- paper link
- Recurrent CNN
- Appearance Cues
- Shape Cues
1 Background
Gaze estimation has become an established line of research in computer vision, being a key feature in human-computer interaction (HCI) and usability research.
2 Motivation
Gaze behavior is a dynamic process and existing work and existing work ignores the temporal information of the human gaze.
3 Contribution
A recurrent-CNN gaze estimation network is proposed, which combines the appearance feature and temporal information of full face, eye region, and facial landmarks from still images.
4 Method
The proposed architecture consists of two parts, namely static network and a temporal network. Except for appearance features, the facial landmarks encode the global structural information. The designed static network is a 3 channel feature extraction layer, namely the full face appearance, the eye patch, and the facial landmarks. The advantage of an eye patch image is that it encodes the subtle changes information. The global structure information is represented by 68 3D facial landmarks.
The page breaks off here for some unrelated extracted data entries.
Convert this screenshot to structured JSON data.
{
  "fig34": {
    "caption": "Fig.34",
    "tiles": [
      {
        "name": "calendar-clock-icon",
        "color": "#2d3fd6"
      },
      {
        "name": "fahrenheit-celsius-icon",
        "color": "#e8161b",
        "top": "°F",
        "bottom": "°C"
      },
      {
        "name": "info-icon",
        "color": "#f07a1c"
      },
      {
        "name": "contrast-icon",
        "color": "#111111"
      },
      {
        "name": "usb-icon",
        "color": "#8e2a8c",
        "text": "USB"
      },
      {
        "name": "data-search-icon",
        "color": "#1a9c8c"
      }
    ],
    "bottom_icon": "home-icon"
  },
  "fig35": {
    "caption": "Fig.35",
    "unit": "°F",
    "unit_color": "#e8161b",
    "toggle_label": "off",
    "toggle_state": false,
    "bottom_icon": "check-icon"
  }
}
Each stream of the static network is based on VGG-16 network. Both full-face stream and eye-patch stream have FC layers to obtain the corresponding feature vectors. The 204D (68*3) landmark coordinates vector is concatenated to the feature vector from each appearance stream, which then undergoes 2 FC layers to obtain the final feature vector of the input frame. The final feature vector of each frame is leveraged to predict the gaze vector of the last frame. The loss function is the average Euclidean distance between the predicted gaze vector and the ground truth.
5 Experimental Results
The proposed model is tested on the EYEDIAP dataset and the results are evaluated through average estimation error. They first evaluate the contribution of each static component. Experimental results show that the fusion model, which consists of the face, eyes, and landmarks, outperforms all other models. Besides, data normalization plays a key role in accurate gaze estimation.
Second, they evaluate the contribution of the temporal unit, i.e. RNN module. When testing in the FT (float target) scenario, the estimation error is significantly lower than that of the static mode. In the CS (continuous screen target) scenario, the temporal method did not perform superior due to less head movement.
Finally, they visualize the estimation error distribution across gaze and head orientation. It is observed that the accuracy of the static model drops in extreme head poses and gaze direction. Besides, the visualization results show that the temporal model contributes most to the situations with large angle changes.
6 Discussion
The advantage of this work is obvious that they leverage the temporal information to estimate the eye gaze. The limitation is that a more superior temporal model needs to be considered.
读者认为:这篇论文除了时序信息外的另一个点在于,利用facial landmark的3D坐标作为人脸的全局结构信息,这是在appearance-based 视线估计任务中一个较为方便的融合结构信息的方法!